Backfill Data Loading Best Practices
This document assumes that your Lytics account has been configured to utilize the Bulk Topic Feature. Reach out to your Lytics Account Manager for more information.
Some use cases involve having historical data available for segmentation. This data might be demographic in nature, or describe how customers prefer to be contacted. This document offers guidelines for cases where large amounts of this type of data needs to be made available in your Lytics account.
Separate Backfill from Real-time Streams
A real-time data stream contains messages that are sent in response to the activity which they describe. This is distinguished from batched data streams where messages are sent in groups on a given schedule, or according to some other trigger.
For attributes which will be kept updated by a real-time stream, and there is the additional requirement to populate that attribute with a substantial amount of pre-existing information, separate that backfilling from now-forward messages.
Backfill messages can be sent using multiple means. API loads should be sent via the Bulk CSV or Bulk JSON endpoints. It is also possible to use integration workflows to import this data, such as Amazon S3 CSV imports or Lytics Managed SFTP CSV imports.
The benefit of separating this data out from real-time messages streams is that the processing of backfill messages do not impact the processing time of messages received from real-time streams. The bulk imports are processed in parallel to real-time messages. This means that marketing activations reliant on real-time updates are not affected.

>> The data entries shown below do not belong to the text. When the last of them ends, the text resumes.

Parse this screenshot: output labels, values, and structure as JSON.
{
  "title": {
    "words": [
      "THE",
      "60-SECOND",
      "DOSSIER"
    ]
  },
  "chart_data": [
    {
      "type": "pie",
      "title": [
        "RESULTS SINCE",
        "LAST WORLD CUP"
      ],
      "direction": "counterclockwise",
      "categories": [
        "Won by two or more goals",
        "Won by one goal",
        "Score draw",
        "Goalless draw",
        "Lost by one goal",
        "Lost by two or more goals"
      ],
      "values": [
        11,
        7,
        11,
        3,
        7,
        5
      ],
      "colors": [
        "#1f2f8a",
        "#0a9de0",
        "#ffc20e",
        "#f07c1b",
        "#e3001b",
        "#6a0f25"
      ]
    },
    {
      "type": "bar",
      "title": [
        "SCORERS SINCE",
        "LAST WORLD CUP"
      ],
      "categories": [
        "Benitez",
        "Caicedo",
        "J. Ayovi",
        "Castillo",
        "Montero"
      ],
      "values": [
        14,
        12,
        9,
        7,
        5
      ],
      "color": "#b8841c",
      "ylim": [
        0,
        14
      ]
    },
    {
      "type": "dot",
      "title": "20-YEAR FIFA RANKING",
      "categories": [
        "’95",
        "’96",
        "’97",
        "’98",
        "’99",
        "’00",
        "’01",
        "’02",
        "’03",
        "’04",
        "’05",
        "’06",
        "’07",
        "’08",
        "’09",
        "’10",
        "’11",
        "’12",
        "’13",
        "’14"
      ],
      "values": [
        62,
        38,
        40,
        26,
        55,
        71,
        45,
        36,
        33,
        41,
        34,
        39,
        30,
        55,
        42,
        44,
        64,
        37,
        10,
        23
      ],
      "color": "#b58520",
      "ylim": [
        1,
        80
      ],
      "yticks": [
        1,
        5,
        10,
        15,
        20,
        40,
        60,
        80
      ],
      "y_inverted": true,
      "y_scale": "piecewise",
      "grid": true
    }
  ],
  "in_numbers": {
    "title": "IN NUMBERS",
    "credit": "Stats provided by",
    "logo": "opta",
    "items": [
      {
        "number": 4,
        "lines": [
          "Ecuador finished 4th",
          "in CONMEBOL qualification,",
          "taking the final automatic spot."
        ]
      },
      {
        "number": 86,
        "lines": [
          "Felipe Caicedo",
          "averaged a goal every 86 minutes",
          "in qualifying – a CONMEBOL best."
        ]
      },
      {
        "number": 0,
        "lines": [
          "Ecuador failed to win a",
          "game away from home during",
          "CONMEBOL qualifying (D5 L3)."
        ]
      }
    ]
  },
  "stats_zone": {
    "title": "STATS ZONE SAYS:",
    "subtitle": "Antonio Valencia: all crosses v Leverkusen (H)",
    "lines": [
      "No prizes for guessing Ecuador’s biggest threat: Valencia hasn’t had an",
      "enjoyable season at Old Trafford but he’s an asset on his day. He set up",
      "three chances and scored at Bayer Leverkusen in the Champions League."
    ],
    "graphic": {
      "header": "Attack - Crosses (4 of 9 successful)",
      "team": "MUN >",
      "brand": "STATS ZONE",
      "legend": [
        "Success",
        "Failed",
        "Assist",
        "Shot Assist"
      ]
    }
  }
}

Whenever possible, all messages should have an explicit timestamp. While all messages are additionally time stamped by Lytics at the time of ingestion, specifying a message timestamp is helpful in all circumstances, particularly in cases when messages are received out of order, so that Lytics knows which one is the most up-to-date. When a backfill is happening concurrently with a real-time stream of the same attribute, it is essential.
All means of loading data permit specifying timestamps. Via API, this is via a
timestamp_field URL parameter. In the Admin UI, data import configuration options feature a menu to pick among the file schema for a timestamp field.
All messages imported into your Lytics account are stored in their raw form in addition to being represented as profile attributes in the graph. The purpose of storing all messages is to enable the reprocessing of those messages, a process called rebuilding. Rebuilding enables all messages ever received to be represented in different ways with different attributes, identity resolution rules, and so on.
All data ingested into Lytics incrementally increase the overhead of rebuilding, making it a longer and more processing-intensive operation. Therefore, before importing large amounts of data, consider the value/benefit of that data. If there is no clear use case for backfilling, consider skipping it.